Turkey top opium producer
ANKARA - Hürriyet Daily News
This file photo shows an opium field in Turkey. Poppy farms in Turkey make up 54 percent of the total world area that is legally cultivated. Hürriyet photo
Turkey has the largest share of the opium poppy cultivation among the six countries in the world that legally produce the notorious plant under the supervision of the United Nations.However, India produces the majority of the opium utilized by the world’s pharmaceutical industries to produce codeine, morphine, narcotine, thebaine, papaverine, and other medical products.
Turkey’s opium poppy farms make up 54 percent of the total opium areas in the world, according to the average of the last five years’ data from the Turkish Grain Board (TMO), Anatolia news agency reported yesterday.
The other legal cultivators of opium poppy are India, Australia, France, Spain, and Hungary. Turkey and India are particularly recognized as traditional cultivators of poppy.
Nearly 70,000 Turkish farmers in 13 provinces are allowed to plant opium poppy and produce unscratched opium poppy capsules in a 700 million square meter area, a limit set by the United Nations.

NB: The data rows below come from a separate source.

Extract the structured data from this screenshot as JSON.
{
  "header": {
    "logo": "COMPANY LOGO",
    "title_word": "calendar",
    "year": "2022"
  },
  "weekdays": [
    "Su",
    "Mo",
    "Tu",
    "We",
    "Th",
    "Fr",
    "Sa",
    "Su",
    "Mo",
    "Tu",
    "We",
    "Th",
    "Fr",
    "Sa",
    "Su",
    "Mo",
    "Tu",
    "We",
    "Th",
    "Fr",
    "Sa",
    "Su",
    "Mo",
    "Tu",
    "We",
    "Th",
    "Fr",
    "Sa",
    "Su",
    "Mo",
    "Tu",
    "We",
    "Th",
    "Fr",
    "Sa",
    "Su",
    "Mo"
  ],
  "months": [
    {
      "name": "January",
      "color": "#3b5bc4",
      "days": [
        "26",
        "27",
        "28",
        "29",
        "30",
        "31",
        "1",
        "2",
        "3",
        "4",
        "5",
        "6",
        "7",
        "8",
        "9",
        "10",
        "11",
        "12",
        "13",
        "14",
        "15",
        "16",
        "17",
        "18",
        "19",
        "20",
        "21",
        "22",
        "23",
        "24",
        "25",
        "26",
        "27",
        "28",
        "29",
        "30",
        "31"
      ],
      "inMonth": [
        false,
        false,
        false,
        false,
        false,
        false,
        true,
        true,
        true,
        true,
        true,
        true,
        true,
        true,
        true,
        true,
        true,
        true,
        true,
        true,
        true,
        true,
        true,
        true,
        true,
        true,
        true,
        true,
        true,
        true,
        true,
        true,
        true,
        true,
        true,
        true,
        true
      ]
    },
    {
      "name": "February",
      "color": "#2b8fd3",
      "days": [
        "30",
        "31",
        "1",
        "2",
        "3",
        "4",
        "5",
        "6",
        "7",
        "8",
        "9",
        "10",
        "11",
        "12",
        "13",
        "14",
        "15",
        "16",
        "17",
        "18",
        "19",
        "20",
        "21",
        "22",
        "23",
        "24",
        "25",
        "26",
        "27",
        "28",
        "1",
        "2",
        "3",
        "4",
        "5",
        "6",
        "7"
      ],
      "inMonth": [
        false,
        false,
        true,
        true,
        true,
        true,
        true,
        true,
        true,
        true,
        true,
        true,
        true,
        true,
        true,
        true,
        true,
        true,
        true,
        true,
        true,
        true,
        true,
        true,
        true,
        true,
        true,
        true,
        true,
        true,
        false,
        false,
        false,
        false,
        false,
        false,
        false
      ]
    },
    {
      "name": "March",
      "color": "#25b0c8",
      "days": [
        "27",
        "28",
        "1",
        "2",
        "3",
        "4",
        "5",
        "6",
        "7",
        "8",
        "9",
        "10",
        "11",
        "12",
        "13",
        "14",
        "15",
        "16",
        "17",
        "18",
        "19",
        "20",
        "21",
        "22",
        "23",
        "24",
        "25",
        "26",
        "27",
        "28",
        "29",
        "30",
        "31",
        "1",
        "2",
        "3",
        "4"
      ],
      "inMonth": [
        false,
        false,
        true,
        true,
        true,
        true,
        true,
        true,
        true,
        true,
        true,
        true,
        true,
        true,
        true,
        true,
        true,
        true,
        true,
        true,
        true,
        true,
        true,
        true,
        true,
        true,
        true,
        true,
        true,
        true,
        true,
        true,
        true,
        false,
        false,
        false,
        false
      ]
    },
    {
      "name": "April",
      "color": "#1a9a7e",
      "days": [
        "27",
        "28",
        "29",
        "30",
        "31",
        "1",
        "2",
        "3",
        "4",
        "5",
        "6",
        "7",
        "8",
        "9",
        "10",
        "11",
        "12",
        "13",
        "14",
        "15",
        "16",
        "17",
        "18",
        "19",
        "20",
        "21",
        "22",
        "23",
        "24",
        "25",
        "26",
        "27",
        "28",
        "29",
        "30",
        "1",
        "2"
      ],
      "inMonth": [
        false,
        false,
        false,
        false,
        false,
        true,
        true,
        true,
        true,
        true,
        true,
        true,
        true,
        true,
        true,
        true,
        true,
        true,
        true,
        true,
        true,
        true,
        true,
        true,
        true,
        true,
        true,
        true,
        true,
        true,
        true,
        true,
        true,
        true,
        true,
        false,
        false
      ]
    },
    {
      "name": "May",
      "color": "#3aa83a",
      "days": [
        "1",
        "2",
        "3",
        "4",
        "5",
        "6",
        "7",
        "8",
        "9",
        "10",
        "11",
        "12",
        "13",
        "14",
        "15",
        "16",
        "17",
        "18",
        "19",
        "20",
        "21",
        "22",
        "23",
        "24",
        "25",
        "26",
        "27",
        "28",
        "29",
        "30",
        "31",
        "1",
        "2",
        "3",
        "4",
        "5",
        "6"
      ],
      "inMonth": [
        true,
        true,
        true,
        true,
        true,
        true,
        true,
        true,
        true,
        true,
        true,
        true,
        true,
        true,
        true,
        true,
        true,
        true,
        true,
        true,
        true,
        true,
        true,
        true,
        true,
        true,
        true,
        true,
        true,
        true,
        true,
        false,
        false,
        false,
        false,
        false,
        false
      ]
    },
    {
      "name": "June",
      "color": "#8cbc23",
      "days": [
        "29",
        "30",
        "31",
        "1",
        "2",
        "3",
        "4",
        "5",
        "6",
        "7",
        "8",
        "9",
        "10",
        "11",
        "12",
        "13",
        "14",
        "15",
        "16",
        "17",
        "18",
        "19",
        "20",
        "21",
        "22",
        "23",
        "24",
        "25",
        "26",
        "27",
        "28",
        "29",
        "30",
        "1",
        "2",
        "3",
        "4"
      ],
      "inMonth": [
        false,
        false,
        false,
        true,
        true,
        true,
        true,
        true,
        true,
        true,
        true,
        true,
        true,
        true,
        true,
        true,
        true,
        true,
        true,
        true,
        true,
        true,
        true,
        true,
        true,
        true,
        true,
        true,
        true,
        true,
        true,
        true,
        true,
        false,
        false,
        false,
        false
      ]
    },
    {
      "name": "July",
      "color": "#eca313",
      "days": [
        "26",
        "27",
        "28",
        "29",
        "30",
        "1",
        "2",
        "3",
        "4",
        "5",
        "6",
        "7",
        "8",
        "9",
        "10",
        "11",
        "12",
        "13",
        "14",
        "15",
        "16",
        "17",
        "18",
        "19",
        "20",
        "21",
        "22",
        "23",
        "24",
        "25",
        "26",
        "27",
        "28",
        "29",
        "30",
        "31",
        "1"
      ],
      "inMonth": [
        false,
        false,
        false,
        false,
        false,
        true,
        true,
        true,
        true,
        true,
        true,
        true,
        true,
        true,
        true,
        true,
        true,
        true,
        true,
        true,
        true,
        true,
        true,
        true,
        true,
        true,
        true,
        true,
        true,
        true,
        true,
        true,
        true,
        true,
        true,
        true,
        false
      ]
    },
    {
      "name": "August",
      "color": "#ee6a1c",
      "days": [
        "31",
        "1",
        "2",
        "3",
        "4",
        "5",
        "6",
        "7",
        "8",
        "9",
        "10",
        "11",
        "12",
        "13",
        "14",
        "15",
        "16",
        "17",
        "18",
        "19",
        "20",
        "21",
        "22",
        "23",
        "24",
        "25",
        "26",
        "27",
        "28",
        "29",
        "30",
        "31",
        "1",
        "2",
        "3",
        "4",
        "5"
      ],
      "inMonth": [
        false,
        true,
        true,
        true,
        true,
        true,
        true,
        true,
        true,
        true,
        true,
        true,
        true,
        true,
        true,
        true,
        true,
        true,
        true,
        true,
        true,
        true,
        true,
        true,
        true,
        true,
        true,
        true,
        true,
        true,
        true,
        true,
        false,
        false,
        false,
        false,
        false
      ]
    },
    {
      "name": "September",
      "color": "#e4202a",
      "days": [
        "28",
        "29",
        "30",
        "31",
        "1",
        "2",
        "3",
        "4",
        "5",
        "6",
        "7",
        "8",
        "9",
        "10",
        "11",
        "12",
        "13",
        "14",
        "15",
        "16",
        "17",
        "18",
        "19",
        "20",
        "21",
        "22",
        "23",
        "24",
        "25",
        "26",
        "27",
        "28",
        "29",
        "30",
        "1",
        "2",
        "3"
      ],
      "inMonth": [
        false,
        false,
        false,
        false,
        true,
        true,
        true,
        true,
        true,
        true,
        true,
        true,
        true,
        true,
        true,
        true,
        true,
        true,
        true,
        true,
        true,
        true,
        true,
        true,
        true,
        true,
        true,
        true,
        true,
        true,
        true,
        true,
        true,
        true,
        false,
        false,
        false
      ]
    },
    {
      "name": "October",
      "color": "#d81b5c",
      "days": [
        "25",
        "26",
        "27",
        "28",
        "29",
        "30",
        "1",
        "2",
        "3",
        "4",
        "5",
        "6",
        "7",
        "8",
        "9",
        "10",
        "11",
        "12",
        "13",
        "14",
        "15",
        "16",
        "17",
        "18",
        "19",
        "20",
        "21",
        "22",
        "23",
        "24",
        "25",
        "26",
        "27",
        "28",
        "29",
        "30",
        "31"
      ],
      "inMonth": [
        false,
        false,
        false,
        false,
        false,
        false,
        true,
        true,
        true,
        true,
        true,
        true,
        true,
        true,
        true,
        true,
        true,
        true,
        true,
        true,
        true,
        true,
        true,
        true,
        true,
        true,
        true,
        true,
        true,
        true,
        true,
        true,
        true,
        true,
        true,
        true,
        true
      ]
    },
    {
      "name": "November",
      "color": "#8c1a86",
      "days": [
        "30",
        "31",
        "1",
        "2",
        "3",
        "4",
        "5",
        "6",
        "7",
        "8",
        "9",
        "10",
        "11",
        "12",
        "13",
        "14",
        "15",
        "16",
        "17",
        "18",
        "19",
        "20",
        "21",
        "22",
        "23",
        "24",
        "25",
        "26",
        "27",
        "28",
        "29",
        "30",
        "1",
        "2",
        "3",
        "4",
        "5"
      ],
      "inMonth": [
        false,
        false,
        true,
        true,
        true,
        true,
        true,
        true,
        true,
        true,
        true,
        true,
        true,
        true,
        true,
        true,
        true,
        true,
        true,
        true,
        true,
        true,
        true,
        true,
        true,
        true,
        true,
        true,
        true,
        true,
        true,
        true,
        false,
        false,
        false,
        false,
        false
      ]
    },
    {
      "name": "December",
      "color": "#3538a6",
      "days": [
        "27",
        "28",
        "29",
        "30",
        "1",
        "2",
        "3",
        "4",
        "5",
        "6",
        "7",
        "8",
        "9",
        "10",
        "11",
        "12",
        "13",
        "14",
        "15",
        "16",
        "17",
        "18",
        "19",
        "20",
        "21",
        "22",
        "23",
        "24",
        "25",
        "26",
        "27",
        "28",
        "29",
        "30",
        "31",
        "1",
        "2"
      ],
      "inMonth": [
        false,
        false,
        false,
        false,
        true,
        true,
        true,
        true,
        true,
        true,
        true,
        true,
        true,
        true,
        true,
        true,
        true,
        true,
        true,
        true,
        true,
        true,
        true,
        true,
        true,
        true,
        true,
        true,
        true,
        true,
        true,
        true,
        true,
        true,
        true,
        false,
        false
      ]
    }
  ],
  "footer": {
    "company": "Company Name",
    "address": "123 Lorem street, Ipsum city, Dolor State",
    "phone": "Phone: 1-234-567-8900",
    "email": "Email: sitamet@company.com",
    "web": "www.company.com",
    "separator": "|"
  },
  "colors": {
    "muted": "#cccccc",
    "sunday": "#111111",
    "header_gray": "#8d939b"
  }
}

The global consumption of opiate, which is a chemical found naturally in the opium poppy plant and has uses for medical and scientific purposes, is nearly 350 tons per year. The largest importer of this substance, the United States, supplies 80 percent of its imports from Turkey and India.
World’s largest plant
The Afyon Alkaloids Plant is the largest facility of its kind, with 20,000 tons of unscratched opium poppy capsule processing capacity. Some 95 percent of its production is sold abroad.
Turkey has the potential to meet nearly 30 percent of the global legal drug consumption. The country currently realizes 25,000 tons of poppy seed production of the 40,000 tons of total potential.
Accordingly, the country is working to develop highly nutritious and efficient poppy varieties. Opium poppy production was a subject of political tension between Turkey and the United States through the last century. The Ottoman Empire and its successor Turkey limited opium poppy plantation in 1912, 1925, and 1931. The most recent political friction between the two countries due to Turkey’s poppy cultivation came in the 1970s.